Director: Guy Ritchie
Cast: Robert Downey, Jr., Jude Law, Rachel McAdams, Mark Strong
Guy Ritchie’s specialty is slow motion fight scenes. Sherlock Holmes’ specialty is deductive reasoning. Downey’s specialty is acting. Put them all together, you have Sherlock Holmes as a professional boxer who solves mysteries while acting convincingly. I must admit to being less than enthused when I found that Ritchie was directing this movie. While I found his other movies fine for what they were, I was never really drawn to them like most techno-studs (techno-geeks who think that they watch movies with stylized fighting somehow makes them immune to the Mountain Dew and nachos that they ingest) I work with. Still, his style worked with the new style of Holmes that the producers wanted.

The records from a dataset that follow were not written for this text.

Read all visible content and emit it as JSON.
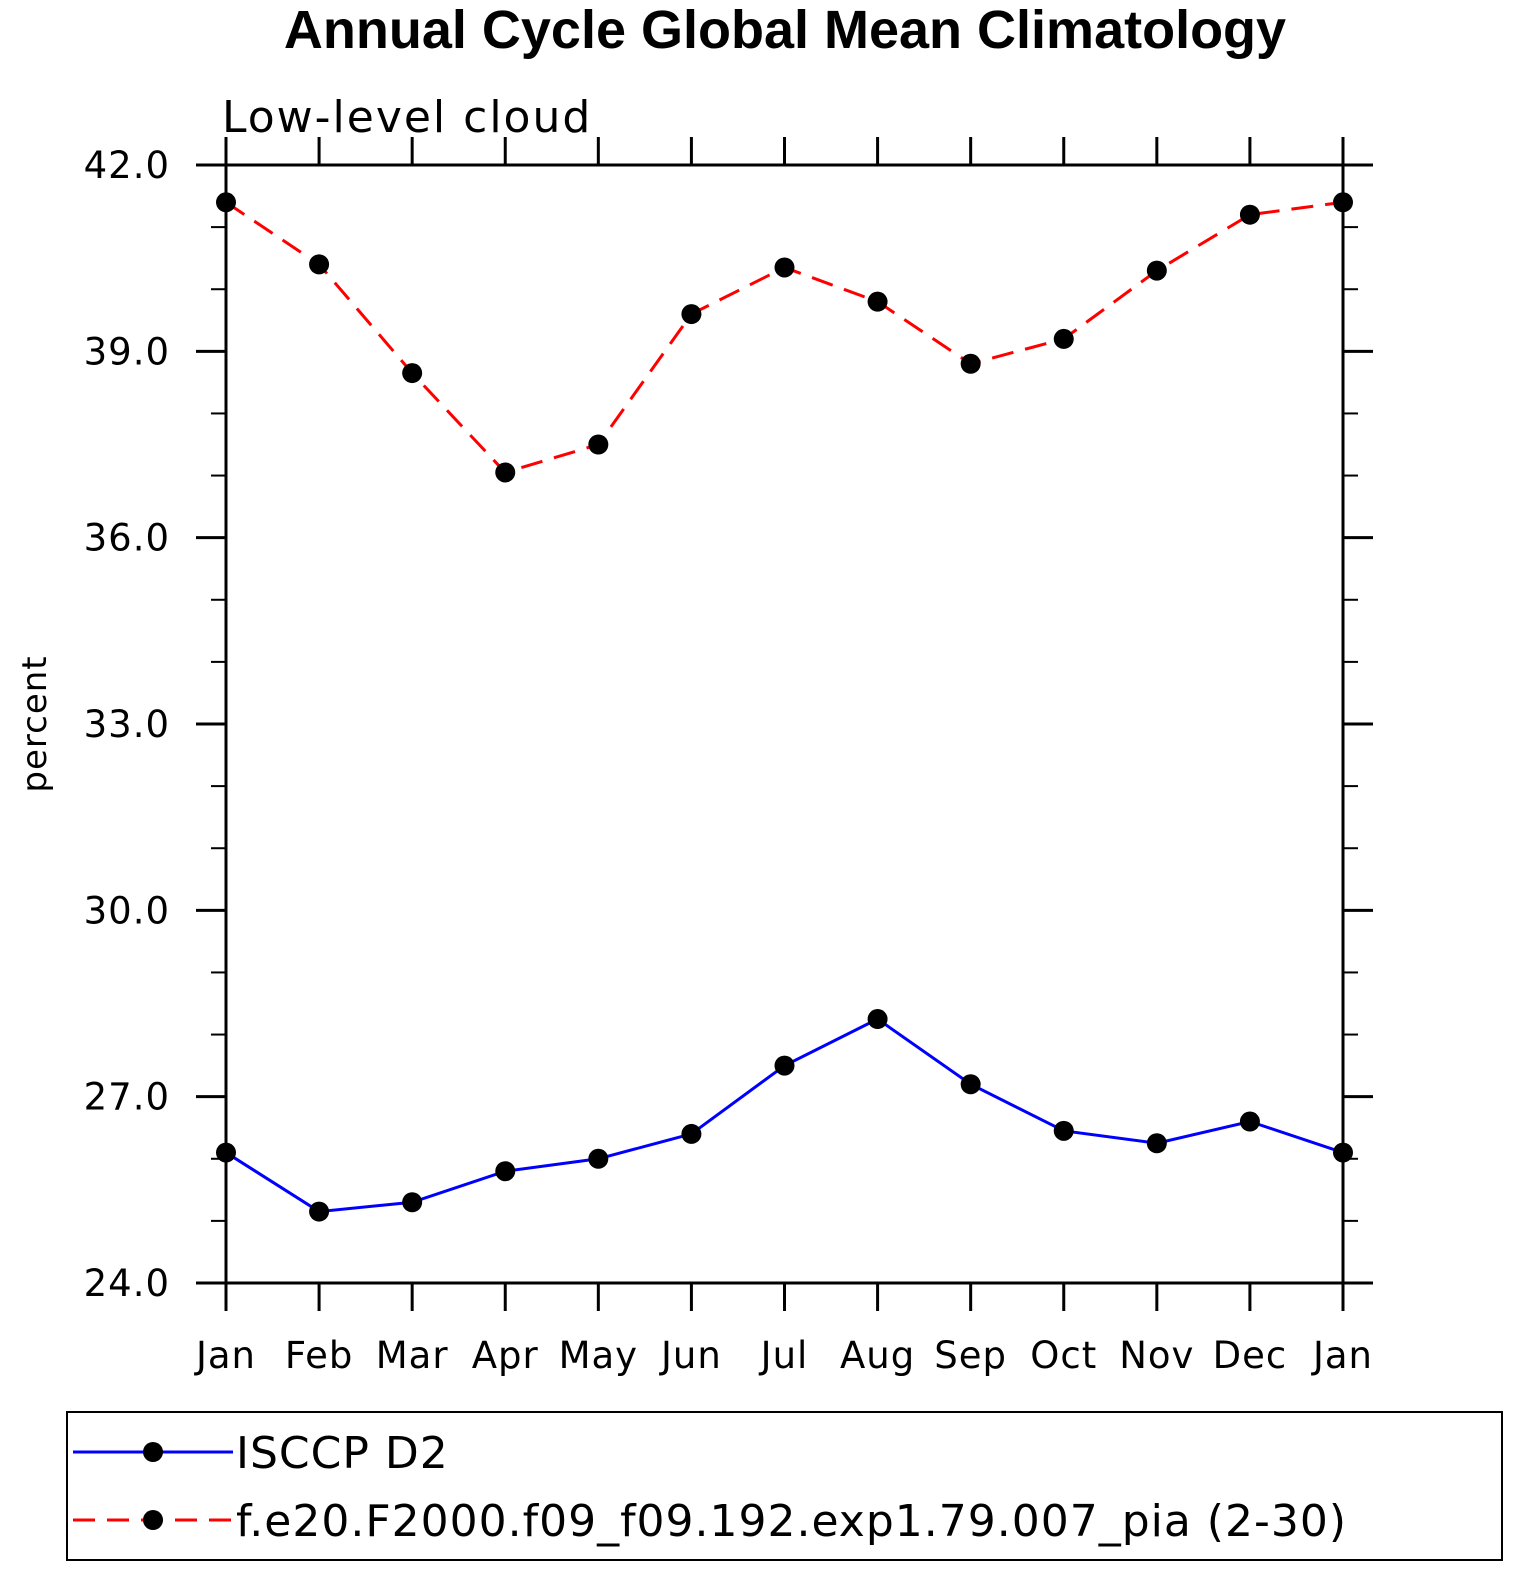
{
  "chart_data": {
    "type": "line",
    "title": "Annual Cycle Global Mean Climatology",
    "subtitle": "Low-level cloud",
    "xlabel": "",
    "ylabel": "percent",
    "categories": [
      "Jan",
      "Feb",
      "Mar",
      "Apr",
      "May",
      "Jun",
      "Jul",
      "Aug",
      "Sep",
      "Oct",
      "Nov",
      "Dec",
      "Jan"
    ],
    "ylim": [
      24.0,
      42.0
    ],
    "yticks": [
      "24.0",
      "27.0",
      "30.0",
      "33.0",
      "36.0",
      "39.0",
      "42.0"
    ],
    "grid": false,
    "legend_position": "bottom",
    "series": [
      {
        "name": "ISCCP D2",
        "color": "#0000ff",
        "style": "solid",
        "marker": "filled-circle",
        "values": [
          26.1,
          25.15,
          25.3,
          25.8,
          26.0,
          26.4,
          27.5,
          28.25,
          27.2,
          26.45,
          26.25,
          26.6,
          26.1
        ]
      },
      {
        "name": "f.e20.F2000.f09_f09.192.exp1.79.007_pia (2-30)",
        "color": "#ff0000",
        "style": "dashed",
        "marker": "filled-circle",
        "values": [
          41.4,
          40.4,
          38.65,
          37.05,
          37.5,
          39.6,
          40.35,
          39.8,
          38.8,
          39.2,
          40.3,
          41.2,
          41.4
        ]
      }
    ]
  }
}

“A lot of the action that Conan Doyle refers to was actually made manifest in our film. Very often, Sherlock Holmes will say things like, ‘If I hadn’t been such an expert short stick person, I would have died in that’ or he would refer to a fight off screen. We’re putting those fights on screen.”
Producer/co-writer Lionel Wigram
So, okay, they have a loose basis for turning Holmes into a bohemian. Slide into the role the newly healthy and incredibly buff Robert Downey, Jr., you have the potential for a decent film. For what it is, the acting is pretty good. Jude Law is a decent Watson, if perhaps a little bit too tough. Rachel McAdams provides the perfect type of girl that Holmes would be drawn to. Someone so clever and mysterious, she might even be smarter than he is. Strong, aside from his character’s circumstances, seems to just exist to look like Andy Garcia.
The story moves along at a relatively brisk pace, stopping occasionally to let you know what you just saw, but supposedly did not register, minutes before. I understand that the device is a tribute to the books, but it works only for the severely attention deprived in the movie.
The mystery is passable, but again, we find a literary technique that works better in the written form than in the movie. For each mystery is simply ignored until the next fight scene during which, in which the combatants describe what is to them obvious, but to us, by now, a flashback. It makes one more a passive viewer than an active participant.
The movie is most thrown out of balance by the special effects. I never thought of Sherlock Holmes as a playground for the crew that made Attack of the Clones. Indeed, the city of London is immersed in shimmering silver when they are outside, and dreary, sweaty brown inside. This always threw me out of the mood in a way that Gladiator could not even approach. Never in any exterior shot did I ever feel like I was looking at anything more than a blue screen. One wishes that the special effects “wizards” could resist the temptation to make things look so friggin dreamy.
That said, this movie is worth an evening at home, and you can be thankful you did not spend $40 at the theater. Go see Iron Man 2 again, instead.